Patients who met depression criteria and completed the 6th month depression assessment (n=1254) were included in this study. Measurements included demographic and clinical data and the Beck Depression Inventory at baseline and 6 months. The primary endpoint was a composite of recurrent MI and mortality over 2.4 years (standard deviation=0.9 years).
Positive changes (per 1 point increase) in somatic depressive symptoms (HR: 0.95; 95% CI: 0.92-0.98; p=0.001) but not in cognitive depressive symptoms (HR: 0.98; 95% CI: 0.96-1.01; p=0.19) were related to a reduced risk of recurrent MI and mortality after adjustment for baseline depression scores. There was a trend for an interaction effect between changes in somatic depressive symptoms and the intervention (p=0.08). After controlling for demographic and clinical variables, the association between changes in somatic depressive symptoms and event-free survival remained significant in the intervention arm (HR: 0.93; 95% CI: 0.88-0.98; p=0.01) only.
Secondary analyses.
Changes in somatic depressive symptoms, and not cognitive symptoms, were related to improved outcomes in the intervention arm, independent of demographic and clinical variables.

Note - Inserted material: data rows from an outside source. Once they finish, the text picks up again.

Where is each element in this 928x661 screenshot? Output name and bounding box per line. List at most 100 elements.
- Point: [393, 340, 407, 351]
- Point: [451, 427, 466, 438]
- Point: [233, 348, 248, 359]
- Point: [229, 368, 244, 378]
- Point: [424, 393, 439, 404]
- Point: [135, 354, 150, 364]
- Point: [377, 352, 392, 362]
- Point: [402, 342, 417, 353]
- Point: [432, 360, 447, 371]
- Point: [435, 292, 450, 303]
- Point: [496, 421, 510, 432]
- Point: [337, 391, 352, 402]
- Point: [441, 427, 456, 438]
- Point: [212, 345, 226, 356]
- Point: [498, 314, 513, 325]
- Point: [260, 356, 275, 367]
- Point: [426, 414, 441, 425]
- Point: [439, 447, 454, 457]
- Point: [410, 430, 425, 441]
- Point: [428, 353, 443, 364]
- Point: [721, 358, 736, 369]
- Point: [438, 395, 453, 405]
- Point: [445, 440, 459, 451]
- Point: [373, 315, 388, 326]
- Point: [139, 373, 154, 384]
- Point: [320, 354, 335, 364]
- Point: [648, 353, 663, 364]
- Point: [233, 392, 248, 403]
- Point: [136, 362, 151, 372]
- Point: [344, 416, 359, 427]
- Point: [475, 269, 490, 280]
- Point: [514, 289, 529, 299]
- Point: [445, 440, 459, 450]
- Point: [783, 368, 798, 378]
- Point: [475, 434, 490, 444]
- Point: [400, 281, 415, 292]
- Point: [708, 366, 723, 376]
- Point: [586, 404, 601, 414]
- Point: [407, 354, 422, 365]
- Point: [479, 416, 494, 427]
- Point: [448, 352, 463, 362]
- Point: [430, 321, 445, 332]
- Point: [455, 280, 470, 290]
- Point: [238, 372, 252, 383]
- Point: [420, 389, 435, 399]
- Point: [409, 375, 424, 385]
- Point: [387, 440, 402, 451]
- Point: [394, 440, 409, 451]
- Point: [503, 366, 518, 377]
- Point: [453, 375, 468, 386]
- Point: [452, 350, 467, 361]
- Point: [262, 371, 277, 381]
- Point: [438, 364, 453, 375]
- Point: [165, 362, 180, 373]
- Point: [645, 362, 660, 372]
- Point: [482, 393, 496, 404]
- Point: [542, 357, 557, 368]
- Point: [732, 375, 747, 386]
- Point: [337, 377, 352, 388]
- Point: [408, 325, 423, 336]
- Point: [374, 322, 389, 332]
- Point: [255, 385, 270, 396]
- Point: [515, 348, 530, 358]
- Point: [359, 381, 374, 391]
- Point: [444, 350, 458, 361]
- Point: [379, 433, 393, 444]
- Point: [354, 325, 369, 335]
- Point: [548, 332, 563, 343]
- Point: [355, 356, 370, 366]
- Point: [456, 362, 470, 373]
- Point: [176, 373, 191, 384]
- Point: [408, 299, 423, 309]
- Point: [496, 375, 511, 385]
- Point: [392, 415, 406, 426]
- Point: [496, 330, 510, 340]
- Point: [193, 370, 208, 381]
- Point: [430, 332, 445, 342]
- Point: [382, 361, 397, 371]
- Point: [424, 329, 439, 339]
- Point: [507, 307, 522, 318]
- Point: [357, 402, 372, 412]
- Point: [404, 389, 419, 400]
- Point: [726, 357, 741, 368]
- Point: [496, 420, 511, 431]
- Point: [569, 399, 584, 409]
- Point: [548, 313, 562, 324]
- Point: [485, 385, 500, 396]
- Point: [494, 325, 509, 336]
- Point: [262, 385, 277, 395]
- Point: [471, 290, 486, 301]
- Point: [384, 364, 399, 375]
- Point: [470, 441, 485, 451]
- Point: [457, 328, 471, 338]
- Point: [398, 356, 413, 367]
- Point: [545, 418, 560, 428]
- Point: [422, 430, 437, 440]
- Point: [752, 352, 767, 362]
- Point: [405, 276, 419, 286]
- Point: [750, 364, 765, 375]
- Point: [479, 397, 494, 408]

针对抗抑郁治疗对心脏患者影响的随机对照试验发现,抗抑郁治疗对抑郁症状有一定的疗效,但对心脏结局没有影响。本研究对 Enhancing Recovery in Coronary Heart Disease 试验的数据进行了二次分析,以评估急性心肌梗死后躯体或认知性抑郁症状的变化是否预测无事件生存,以及结果是否因治疗臂(认知行为疗法或常规护理)而异。
符合抑郁标准并完成 6 个月抑郁评估的患者(n=1254)被纳入本研究。测量包括人口统计学和临床数据以及基线和 6 个月时的贝克抑郁量表。主要终点是 2.4 年内复发性心肌梗死和死亡率的复合事件(标准差=0.9 年)。
躯体性抑郁症状的阳性变化(每增加 1 分)(HR:0.95;95%CI:0.92-0.98;p=0.001),而认知性抑郁症状的变化(HR:0.98;95%CI:0.96-1.01;p=0.19)与调整基线抑郁评分后的复发性心肌梗死和死亡率降低风险相关。躯体性抑郁症状变化与干预之间存在交互作用的趋势(p=0.08)。在控制人口统计学和临床变量后,躯体性抑郁症状变化与无事件生存的关联在干预组中仍然显著(HR:0.93;95%CI:0.88-0.98;p=0.01)。
二次分析。
躯体性抑郁症状的变化,而不是认知性症状的变化,与干预组的结局改善有关,独立于人口统计学和临床变量。